The tomato plants are growing, my tummy is expanding, Charlie needs a haircut. The days are slowly drifting by, but I still feel like summer is never going to end. Part of me wants it to and part of me doesn't. Judging from my blog entries, you might be led to believe that every day is an educational thrill a minute. For every blog entry I've written about some fun summer activity we've done, there have been about six days in between where we spent the time at home; me folding laundry and intermittently groaning about how giant the baby is, the kids playing out one of their crazy imaginary scenarios where they pretend to be lifeguards at the beach or drive their babies around in convertible cars. These exciting days are peppered with trips to the grocery store and maybe a visit to the pool where we always seem to be the only people there. We try our best to follow all the pool rules as we swim under the unflagging gaze of a very stoic lifeguard, every word we say magnified by the water and the lack of other people. It's not a bad life, but for some reason I'm ready to get on with things and get back to "real" life.
One thing I've noticed though is that all this unstructured time has been good for us. It has fed my spirit and I feel sort of happy (when I'm not complaining about the heat, or the giant baby, or the tyrant of a lifeguard.) I've come to the conclusion that a little boredom is good for the soul.
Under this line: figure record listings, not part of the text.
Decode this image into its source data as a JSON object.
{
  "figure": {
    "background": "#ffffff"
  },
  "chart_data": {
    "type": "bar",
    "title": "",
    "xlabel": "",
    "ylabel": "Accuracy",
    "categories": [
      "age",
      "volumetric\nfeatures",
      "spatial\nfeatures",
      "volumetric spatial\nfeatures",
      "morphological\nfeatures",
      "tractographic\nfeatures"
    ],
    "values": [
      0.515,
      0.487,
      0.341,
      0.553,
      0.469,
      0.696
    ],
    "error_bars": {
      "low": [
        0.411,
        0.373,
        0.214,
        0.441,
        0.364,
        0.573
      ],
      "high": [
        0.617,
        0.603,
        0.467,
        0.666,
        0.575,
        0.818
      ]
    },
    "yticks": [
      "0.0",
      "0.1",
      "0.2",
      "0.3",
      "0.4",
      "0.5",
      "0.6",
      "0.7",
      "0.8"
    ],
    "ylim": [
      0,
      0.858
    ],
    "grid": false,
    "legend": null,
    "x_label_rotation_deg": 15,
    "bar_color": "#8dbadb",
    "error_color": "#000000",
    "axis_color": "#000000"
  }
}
I just read the following quote today (it's about writing, but don't worry, it applies to lots of things): "If you write, good ideas must come welling up into you so that you have something to write. If good ideas do not come at once, or for a long time, do not be troubled at all. Wait for them. Put down the little ideas however insignificant they are. But do not feel, anymore, guilty about idleness and solitude...if it is the dreamy idleness that children have, an idleness when you walk alone for a long, long time, or take a long, dreamy time at dressing, or lie in bed at night and thoughts come and go, or dig in a garden, or drive a car for many hours alone, or play the piano, or sew, or paint ALONE; or an idleness-and this is what I want you to do--where you sit with pencil and paper or before a typewriter quietly putting down what you happen to be thinking, that is creative idleness. With all my heart I tell you and reassure you: at such times you are being slowly filled and re-charged with warm imagination, with wonderful, living thoughts."*
The tomatoes are coming, along with shorter days and deep blue skies that will be set off by bright orange leaves. The preschool will open its glorious doors again, and the sounds of football will fill our living room as it does every fall, as will the cries of a brand new baby. And most likely I will look back dreamily on our long summer days as the best days--the days I wish I could have back again.